Le plan "Arche de Noé" de Nyrstar plus urgent que jamais

©nyrstar

L'année 2018 s'est clôturée sur une perte de 618 millions d'euros pour Nyrstar et les premiers mois de 2019 sont très mauvais. En raison du manque de visibilité, KBC Securities a décidé de ne plus suivre la société.

Espérant sans doute se cacher derrière une fin de soirée électorale ou ne voulant pas gâcher la fin de week-end de ses actionnaires, c’est finalement dimanche soir, vers 23h45, que Nyrstar a publié ses résultats pour l’exercice 2018 et ceux du premier trimestre 2019.

L’année dernière s’est clôturée pour le spécialiste du zinc par une perte colossale de 618 millions d’euros, soit 5,60 euros par action, contre un bénéfice de 47 millions un an plus tôt. Outre la faiblesse du résultat opérationnel, cette perte est imputable à une dépréciation de valeur sur deux mines et à une reprise de crédit d’impôts.

De son côté, l’Ebitda sous-jacent a chuté de 52% à 99 millions d’euros alors que les dernières prévisions formulées par la société évoquaient une fourchette comprise entre 110 et 130 millions d’euros.
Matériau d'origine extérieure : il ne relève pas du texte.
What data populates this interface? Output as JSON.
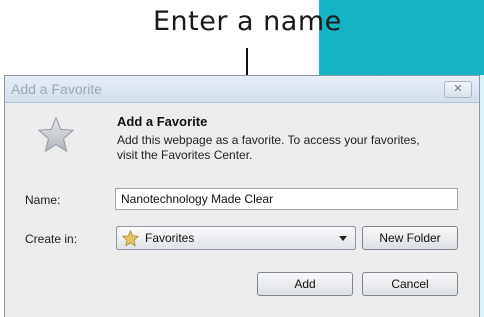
{
  "callout": {
    "label": "Enter a name"
  },
  "dialog": {
    "title": "Add a Favorite",
    "close_label": "✕",
    "heading": "Add a Favorite",
    "description": "Add this webpage as a favorite. To access your favorites, visit the Favorites Center.",
    "name_label": "Name:",
    "name_value": "Nanotechnology Made Clear",
    "create_in_label": "Create in:",
    "create_in_value": "Favorites",
    "new_folder_label": "New Folder",
    "add_label": "Add",
    "cancel_label": "Cancel"
  },
  "icons": {
    "large": "favorite-star-icon",
    "folder": "favorites-folder-star-icon",
    "dropdown": "chevron-down-icon"
  },
  "colors": {
    "teal": "#16b2c5",
    "pale_teal": "#d9f2f5",
    "dialog_bg": "#ececec"
  }
}
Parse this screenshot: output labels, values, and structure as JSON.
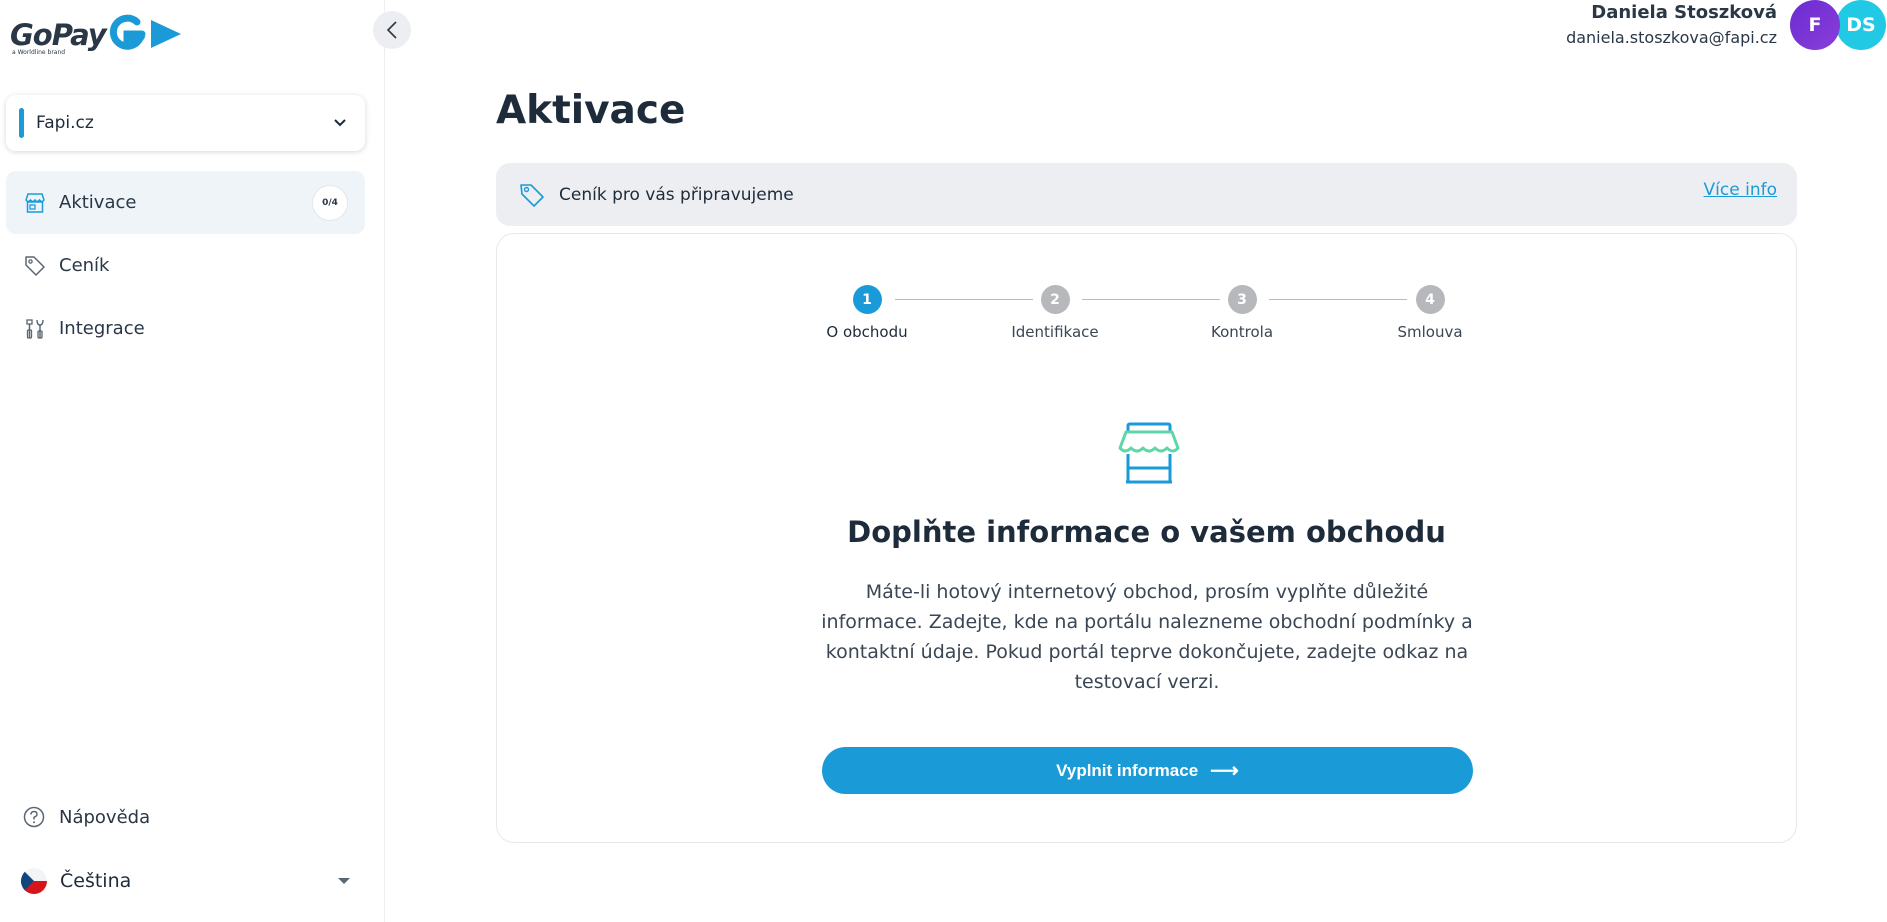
{
  "brand": {
    "name": "GoPay",
    "tagline": "a Worldline brand",
    "accent": "#1a9bd7"
  },
  "shop_selector": {
    "value": "Fapi.cz"
  },
  "sidebar": {
    "items": [
      {
        "label": "Aktivace",
        "badge": "0/4",
        "active": true,
        "icon": "store-icon"
      },
      {
        "label": "Ceník",
        "icon": "tag-icon"
      },
      {
        "label": "Integrace",
        "icon": "tools-icon"
      }
    ],
    "help": {
      "label": "Nápověda",
      "icon": "help-icon"
    },
    "language": {
      "label": "Čeština",
      "icon": "flag-cz-icon"
    }
  },
  "user": {
    "name": "Daniela Stoszková",
    "email": "daniela.stoszkova@fapi.cz",
    "avatars": [
      "F",
      "DS"
    ]
  },
  "main": {
    "title": "Aktivace",
    "banner": {
      "text": "Ceník pro vás připravujeme",
      "link": "Více info"
    },
    "steps": [
      {
        "number": "1",
        "label": "O obchodu",
        "active": true
      },
      {
        "number": "2",
        "label": "Identifikace"
      },
      {
        "number": "3",
        "label": "Kontrola"
      },
      {
        "number": "4",
        "label": "Smlouva"
      }
    ],
    "card": {
      "title": "Doplňte informace o vašem obchodu",
      "description": "Máte-li hotový internetový obchod, prosím vyplňte důležité informace. Zadejte, kde na portálu nalezneme obchodní podmínky a kontaktní údaje. Pokud portál teprve dokončujete, zadejte odkaz na testovací verzi.",
      "button": "Vyplnit informace",
      "button_arrow": "⟶"
    }
  }
}
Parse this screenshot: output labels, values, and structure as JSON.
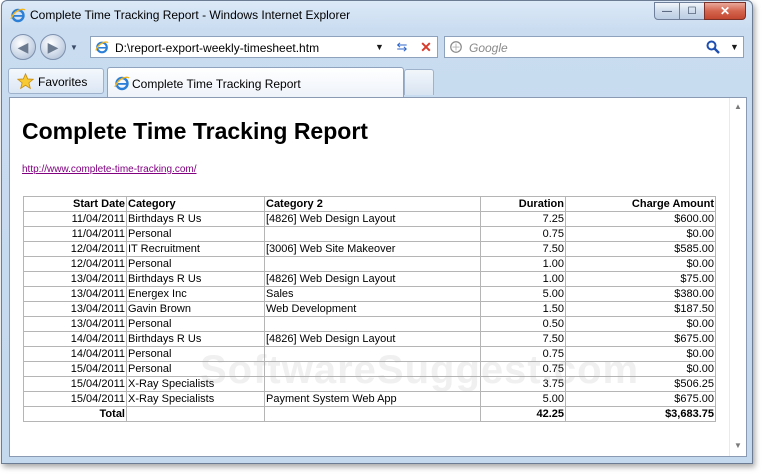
{
  "window": {
    "title": "Complete Time Tracking Report - Windows Internet Explorer",
    "buttons": {
      "minimize": "—",
      "maximize": "☐",
      "close": "✕"
    }
  },
  "toolbar": {
    "address": "D:\\report-export-weekly-timesheet.htm",
    "search_placeholder": "Google"
  },
  "tabs": {
    "favorites_label": "Favorites",
    "active_tab_label": "Complete Time Tracking Report"
  },
  "page": {
    "heading": "Complete Time Tracking Report",
    "link": "http://www.complete-time-tracking.com/",
    "watermark": "SoftwareSuggest.com"
  },
  "report": {
    "headers": [
      "Start Date",
      "Category",
      "Category 2",
      "Duration",
      "Charge Amount"
    ],
    "rows": [
      [
        "11/04/2011",
        "Birthdays R Us",
        "[4826] Web Design Layout",
        "7.25",
        "$600.00"
      ],
      [
        "11/04/2011",
        "Personal",
        "",
        "0.75",
        "$0.00"
      ],
      [
        "12/04/2011",
        "IT Recruitment",
        "[3006] Web Site Makeover",
        "7.50",
        "$585.00"
      ],
      [
        "12/04/2011",
        "Personal",
        "",
        "1.00",
        "$0.00"
      ],
      [
        "13/04/2011",
        "Birthdays R Us",
        "[4826] Web Design Layout",
        "1.00",
        "$75.00"
      ],
      [
        "13/04/2011",
        "Energex Inc",
        "Sales",
        "5.00",
        "$380.00"
      ],
      [
        "13/04/2011",
        "Gavin Brown",
        "Web Development",
        "1.50",
        "$187.50"
      ],
      [
        "13/04/2011",
        "Personal",
        "",
        "0.50",
        "$0.00"
      ],
      [
        "14/04/2011",
        "Birthdays R Us",
        "[4826] Web Design Layout",
        "7.50",
        "$675.00"
      ],
      [
        "14/04/2011",
        "Personal",
        "",
        "0.75",
        "$0.00"
      ],
      [
        "15/04/2011",
        "Personal",
        "",
        "0.75",
        "$0.00"
      ],
      [
        "15/04/2011",
        "X-Ray Specialists",
        "",
        "3.75",
        "$506.25"
      ],
      [
        "15/04/2011",
        "X-Ray Specialists",
        "Payment System Web App",
        "5.00",
        "$675.00"
      ]
    ],
    "total": {
      "label": "Total",
      "duration": "42.25",
      "charge": "$3,683.75"
    }
  },
  "colors": {
    "link_visited": "#800080",
    "close_button": "#c34730",
    "chrome": "#c9dcf0"
  },
  "icons": [
    "ie-logo-icon",
    "back-icon",
    "forward-icon",
    "page-icon",
    "refresh-icon",
    "stop-icon",
    "search-engine-icon",
    "search-icon",
    "favorites-star-icon"
  ]
}
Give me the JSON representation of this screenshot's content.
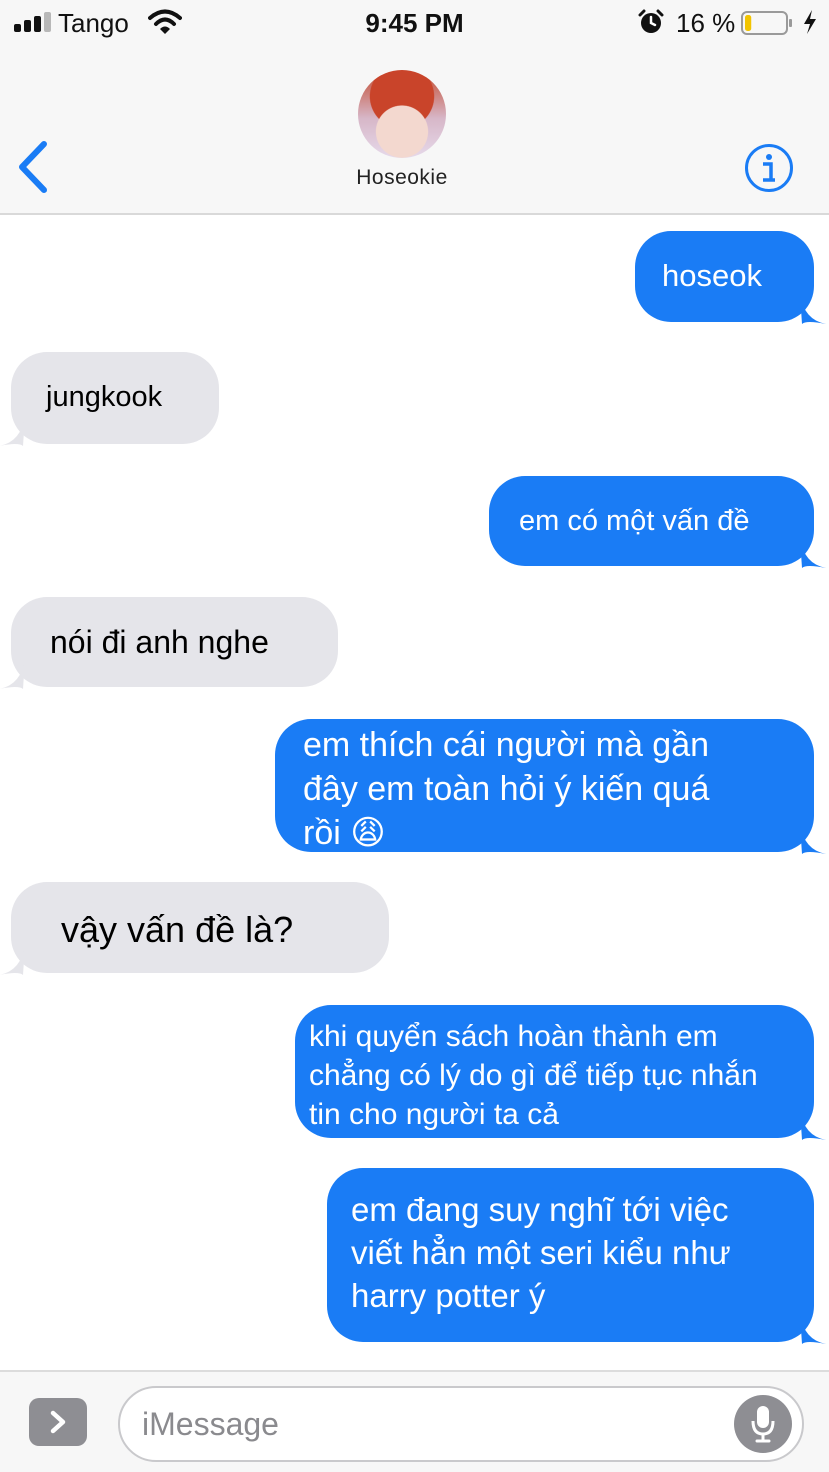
{
  "status_bar": {
    "carrier": "Tango",
    "time": "9:45 PM",
    "battery_percent": "16 %",
    "battery_level": 0.16,
    "icons": [
      "signal-icon",
      "wifi-icon",
      "alarm-icon",
      "battery-icon",
      "charging-bolt-icon"
    ]
  },
  "nav": {
    "contact_name": "Hoseokie",
    "back_icon": "chevron-left-icon",
    "info_icon": "info-icon",
    "accent_color": "#1a7cf5"
  },
  "messages": [
    {
      "direction": "out",
      "text": "hoseok"
    },
    {
      "direction": "in",
      "text": "jungkook"
    },
    {
      "direction": "out",
      "text": "em có một vấn đề"
    },
    {
      "direction": "in",
      "text": "nói đi anh nghe"
    },
    {
      "direction": "out",
      "text": "em thích cái người mà gần\nđây em toàn hỏi ý kiến quá\nrồi 😩"
    },
    {
      "direction": "in",
      "text": "vậy vấn đề là?"
    },
    {
      "direction": "out",
      "text": "khi quyển sách hoàn thành em\nchẳng có lý do gì để tiếp tục nhắn\ntin cho người ta cả"
    },
    {
      "direction": "out",
      "text": "em đang suy nghĩ tới việc\nviết hẳn một seri kiểu như\nharry potter ý"
    }
  ],
  "composer": {
    "placeholder": "iMessage",
    "apps_icon": "chevron-right-icon",
    "mic_icon": "microphone-icon"
  },
  "colors": {
    "outgoing_bubble": "#1a7cf5",
    "incoming_bubble": "#e5e5ea",
    "header_bg": "#f7f7f7"
  }
}
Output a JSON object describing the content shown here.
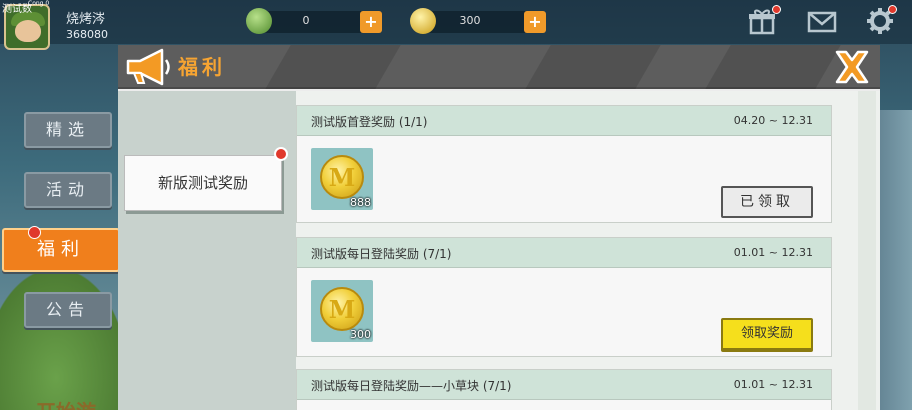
{
  "debug": {
    "label": "测试数",
    "tiny": "Cong 0"
  },
  "player": {
    "name": "烧烤涔",
    "id": "368080"
  },
  "currency": [
    {
      "name": "green-gem",
      "value": "0",
      "color": "#6aa84f"
    },
    {
      "name": "gold-coin",
      "value": "300",
      "color": "#e0b52a"
    }
  ],
  "icons": {
    "gift": "gift-icon",
    "mail": "mail-icon",
    "settings": "gear-icon"
  },
  "side_tabs": [
    {
      "label": "精选"
    },
    {
      "label": "活动"
    },
    {
      "label": "福利",
      "active": true
    },
    {
      "label": "公告"
    }
  ],
  "panel": {
    "title": "福利",
    "close": "✕"
  },
  "category": {
    "label": "新版测试奖励"
  },
  "rewards": [
    {
      "title": "测试版首登奖励 (1/1)",
      "date": "04.20 ~ 12.31",
      "item": "M",
      "qty": "888",
      "button": "已领取",
      "claimed": true
    },
    {
      "title": "测试版每日登陆奖励 (7/1)",
      "date": "01.01 ~ 12.31",
      "item": "M",
      "qty": "300",
      "button": "领取奖励",
      "claimed": false
    },
    {
      "title": "测试版每日登陆奖励——小草块 (7/1)",
      "date": "01.01 ~ 12.31"
    }
  ],
  "bottom": {
    "text": "开始游"
  },
  "colors": {
    "accent": "#f07f1c",
    "header": "#5d5d5d",
    "claim": "#f5df1c"
  }
}
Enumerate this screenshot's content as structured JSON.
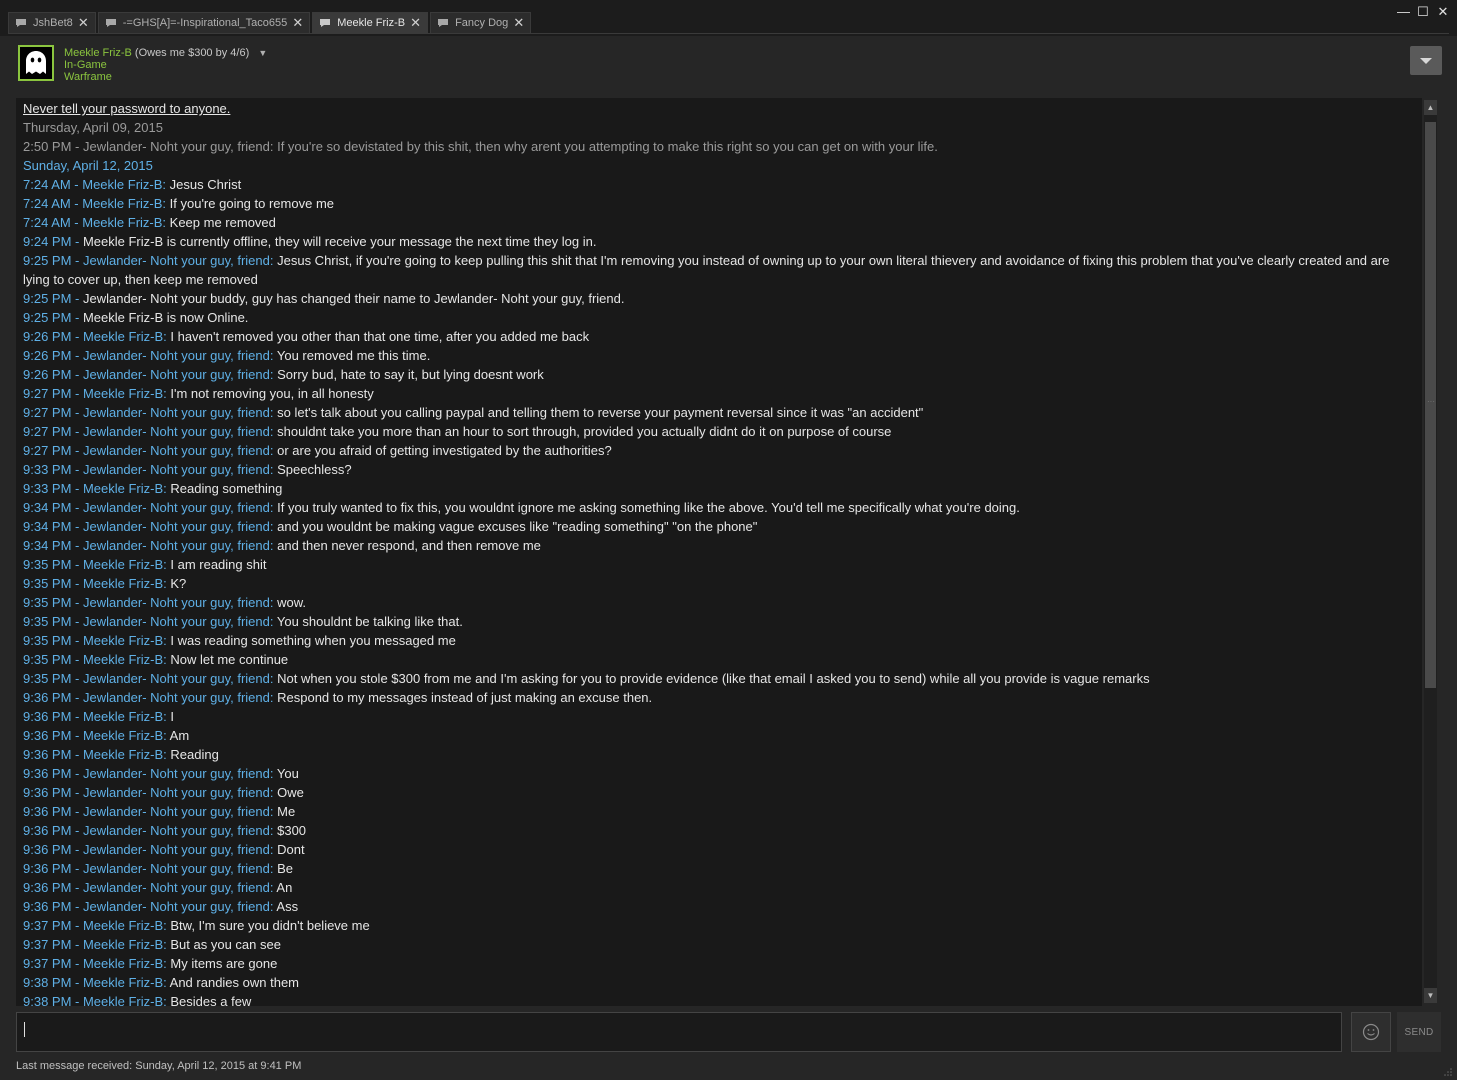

Et la situation du groupe s’est empirée au cours des trois premiers mois de l’année en cours avec une baisse de 15% des ventes et une dégringolade de 76% de l’Ebitda sous-jacent. Si l’action bouge peu ce matin, ces chiffres confirment l’urgence du plan de sauvetage proposé par son actionnaire de référence, Trafigura (24,4%).

KBC jette l'éponge

"Nous pensons que ces résultats très faibles soulignent l’importance et le timing de la restructuration du capital de Nyrstar afin de sauvegarder les opérations de la société", estime Stijn Demeester d’ING ("vendre"; 0,4 euros). "Cela se fera toutefois au détriment des actionnaires minoritaires qui subiront une dilution presque totale et des pertes économiques substantielles avec un free float actuel de 75% qui sera réduit à 2% dans la nouvelle entité refinancée."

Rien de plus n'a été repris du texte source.